McNamara refers to a pair of cuff links in several places throughout I’ll Be Gone in the Dark. The cuff links become a symbol both for the sense of excitement McNamara feels when she believes she’s discovered a new lead, as well as for the disappointment that washes over her when the lead turns into a red herring.

The cuff links first appear in I’ll Be Gone in the Dark’s Prologue. McNamara describes staying up late one night after her husband and child have gone to sleep. McNamara is going through a list of items the GSK stole from his victims, hoping that one might appear in an online search and provide a lead as to who the killer might be. Though McNamara believes this search to be “grasping at straws,” she is ecstatic to discover what appears to be a stolen pair of cufflinks for sale on a vintage store’s website (5). McNamara is so excited by the discovery that she immediately wakes her sleeping husband. In this instance, the cuff links become emblematic of the sense of exhilaration that overcomes McNamara many times throughout I’ll Be Gone in the Dark, as she excitedly believes she’s finally stumbled onto the GSK’s identity.

McNamara continues the story of the cuff links in the “The Cuff Links Coda,” in Part 2. After ordering the cuff links by overnight delivery, McNamara decides to share them with investigator Larry Pool. At first, Pool is similarly elated by McNamara’s discovery, believing that he might finally have a fresh lead on the decades-old case. However, when Pool checks the victim’s family, he learns that the cuff links are not a match with the ones the GSK stole. Though the ordeal embitters McNamara, Pool remains “unfazed,” as he is used to the experience (189). Through the cuff links, McNamara illustrates the cycle of elation and disappointment that detectives experience constantly throughout their search, as they continually chase down fresh leads only to turn up empty handed.

Anonymity

Throughout I’ll Be Gone in the Dark, McNamara explains that the unknown nature of serial killers’ identities drive her to endlessly pursue them. For McNamara, anonymity grants the killer power over the communities he terrorizes.

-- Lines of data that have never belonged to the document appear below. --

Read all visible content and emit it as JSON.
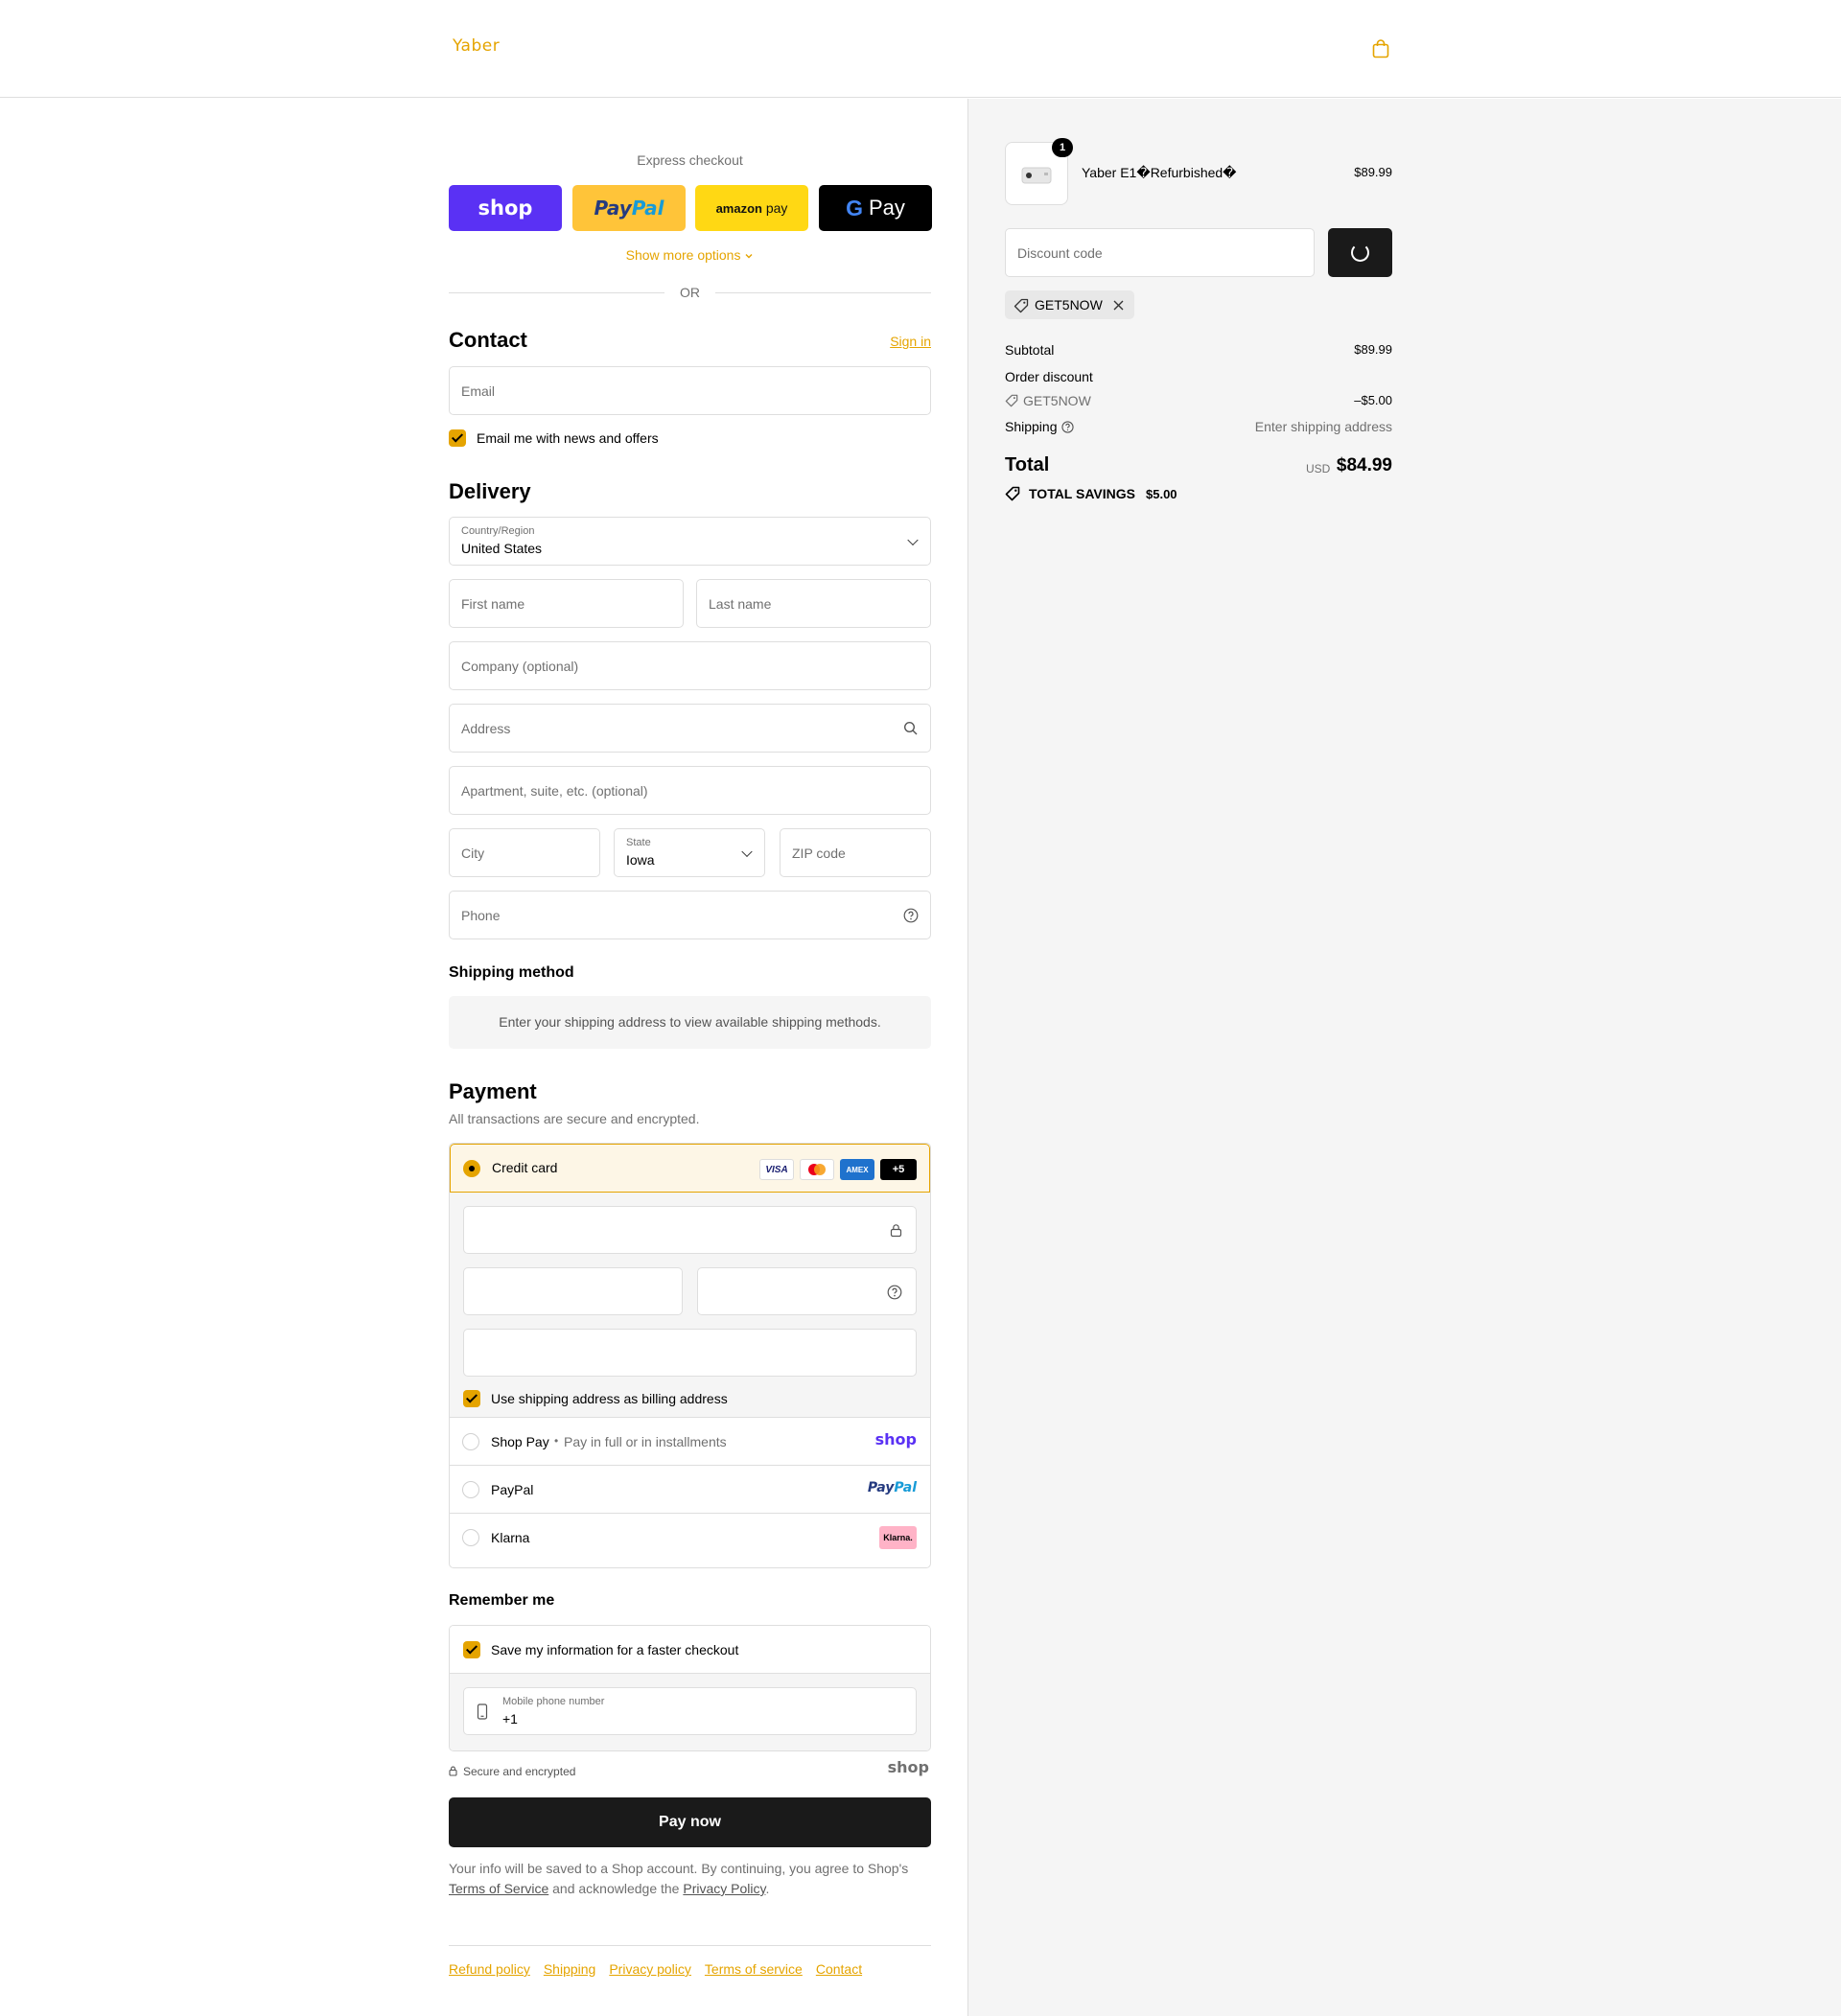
{
  "header": {
    "logo": "Yaber",
    "cart_icon": "shopping-bag-icon"
  },
  "express": {
    "title": "Express checkout",
    "shop_label": "shop",
    "paypal_a": "Pay",
    "paypal_b": "Pal",
    "amazon_a": "amazon",
    "amazon_b": " pay",
    "gpay_g": "G",
    "gpay_label": "Pay",
    "more_options": "Show more options",
    "or": "OR"
  },
  "contact": {
    "title": "Contact",
    "sign_in": "Sign in",
    "email_placeholder": "Email",
    "news_label": "Email me with news and offers"
  },
  "delivery": {
    "title": "Delivery",
    "country_label": "Country/Region",
    "country_value": "United States",
    "first_name": "First name",
    "last_name": "Last name",
    "company": "Company (optional)",
    "address": "Address",
    "apartment": "Apartment, suite, etc. (optional)",
    "city": "City",
    "state_label": "State",
    "state_value": "Iowa",
    "zip": "ZIP code",
    "phone": "Phone"
  },
  "shipping": {
    "title": "Shipping method",
    "message": "Enter your shipping address to view available shipping methods."
  },
  "payment": {
    "title": "Payment",
    "subtitle": "All transactions are secure and encrypted.",
    "credit_card": "Credit card",
    "card_logos": {
      "visa": "VISA",
      "amex": "AMEX",
      "more": "+5"
    },
    "billing_same": "Use shipping address as billing address",
    "shop_pay": "Shop Pay",
    "shop_pay_sep": "•",
    "shop_pay_desc": "Pay in full or in installments",
    "shop_pay_logo": "shop",
    "paypal": "PayPal",
    "paypal_logo_a": "Pay",
    "paypal_logo_b": "Pal",
    "klarna": "Klarna",
    "klarna_logo": "Klarna."
  },
  "remember": {
    "title": "Remember me",
    "save_label": "Save my information for a faster checkout",
    "mobile_label": "Mobile phone number",
    "mobile_value": "+1",
    "secure": "Secure and encrypted",
    "shop_logo": "shop"
  },
  "pay_now": "Pay now",
  "legal": {
    "part1": "Your info will be saved to a Shop account. By continuing, you agree to Shop's",
    "tos": "Terms of Service",
    "part2": " and acknowledge the ",
    "privacy": "Privacy Policy",
    "part3": "."
  },
  "footer_links": [
    "Refund policy",
    "Shipping",
    "Privacy policy",
    "Terms of service",
    "Contact"
  ],
  "summary": {
    "quantity": "1",
    "product_name": "Yaber E1�Refurbished�",
    "product_price": "$89.99",
    "discount_placeholder": "Discount code",
    "applied_code": "GET5NOW",
    "subtotal_label": "Subtotal",
    "subtotal_value": "$89.99",
    "order_discount_label": "Order discount",
    "discount_code": "GET5NOW",
    "discount_value": "–$5.00",
    "shipping_label": "Shipping",
    "shipping_value": "Enter shipping address",
    "total_label": "Total",
    "currency": "USD",
    "total_value": "$84.99",
    "savings_label": "TOTAL SAVINGS",
    "savings_value": "$5.00"
  },
  "colors": {
    "accent": "#e5a400",
    "shop_purple": "#5a31f4",
    "dark": "#1a1a1a"
  }
}
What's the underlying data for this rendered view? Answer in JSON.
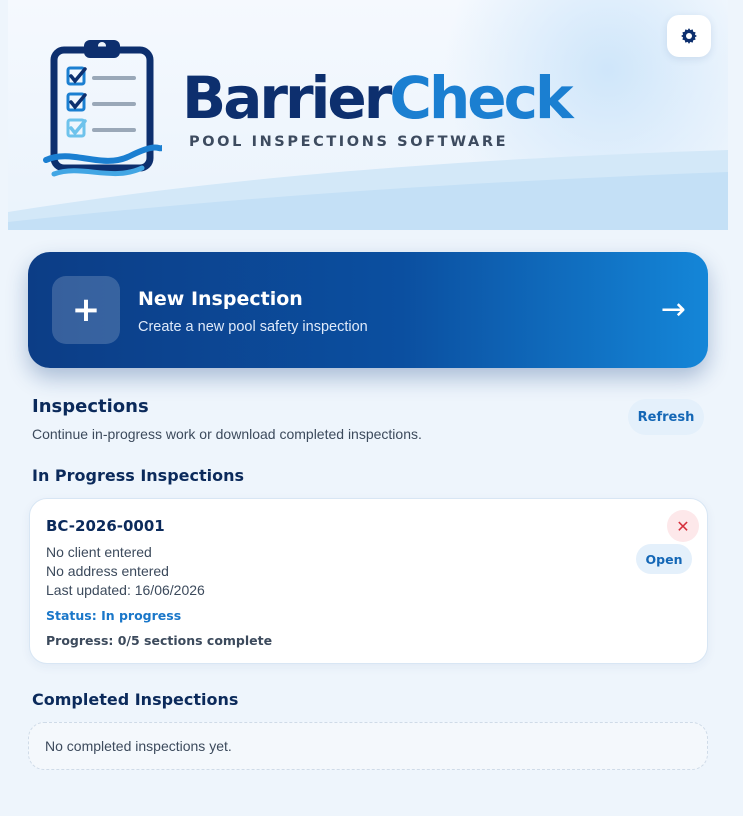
{
  "header": {
    "brand_part1": "Barrier",
    "brand_part2": "Check",
    "tagline": "POOL INSPECTIONS SOFTWARE",
    "settings_icon": "gear-icon",
    "logo_icon": "clipboard-checklist-icon"
  },
  "new_inspection": {
    "plus": "+",
    "title": "New Inspection",
    "subtitle": "Create a new pool safety inspection",
    "arrow": "→"
  },
  "inspections": {
    "title": "Inspections",
    "subtitle": "Continue in-progress work or download completed inspections.",
    "refresh_label": "Refresh"
  },
  "in_progress": {
    "title": "In Progress Inspections",
    "items": [
      {
        "id": "BC-2026-0001",
        "client": "No client entered",
        "address": "No address entered",
        "updated": "Last updated: 16/06/2026",
        "status": "Status: In progress",
        "progress": "Progress: 0/5 sections complete",
        "delete_label": "✕",
        "open_label": "Open"
      }
    ]
  },
  "completed": {
    "title": "Completed Inspections",
    "empty_text": "No completed inspections yet."
  },
  "colors": {
    "brand_dark": "#0d2f6e",
    "brand_accent": "#1b7fd1",
    "status_blue": "#1a77c9",
    "danger": "#d6303c"
  }
}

Revealing the killer’s identity becomes a means for McNamara to steal that power.

McNamara’s first encounter with a killer’s anonymity comes when she is a 14-year-old, living in Oak Park, Chicago. One night, a neighbor of McNamara’s is brutally killed by an unknown individual, who disappears before police are able to apprehend him. McNamara grows obsessed with the mystery of the killer’s identity:

What gripped me was the specter of that question mark where the killer’s face should be. The hollow gap of his identity seemed violently powerful to me. (45)

McNamara describes how her mind substitutes the killer’s face with a ghostly question mark. She grows increasingly fixated on the killer, visiting the site of his crime and searching for any trace of the unknown criminal. As the killer is never apprehended, McNamara’s obsession refuses to abate, and she channels it into investigating other unsolved murders, culminating in her hunt for the Golden State Killer. I’ll Be Gone in the Dark closes with a letter McNamara writes addressed to the GSK, vowing to pull the GSK out of the darkness and “into the light” (328). If the GSK and other killers gain their power by remaining hidden under the cloak of darkness, McNamara’s quest for their identity becomes a means of revealing them and taking away their power.

Ligatures

One of the identifying characteristics of the Golden State Killer’s crimes are his usage of ligatures to tie up victims before raping and murdering them. The ligatures are often made from shoelaces and are “precut,” meaning that the Golden State Killer had planned to use them before committing his crimes (121). Further, the victims often had deep red marks from the ligatures, signifying the brutal force the GSK used in tying them up.

McNamara employs the ligatures as a symbol of how the GSK’s crimes are often a means of asserting power and control. While many rapes and assaults are committed impulsively with little care, the GSK’s crimes are unique in his obsession with planning: McNamara writes that “control was this offender’s chosen language” (150). McNamara speculates that the killer may have been a social outcast in his daily life. In turn, the GSK’s crimes become a way of asserting his power. By imposing a sense of control over his victims, the GSK could also feel to be in control of his own life. The GSK’s need to brutally tie up his victims before his attacks is a means of realizing this need for control.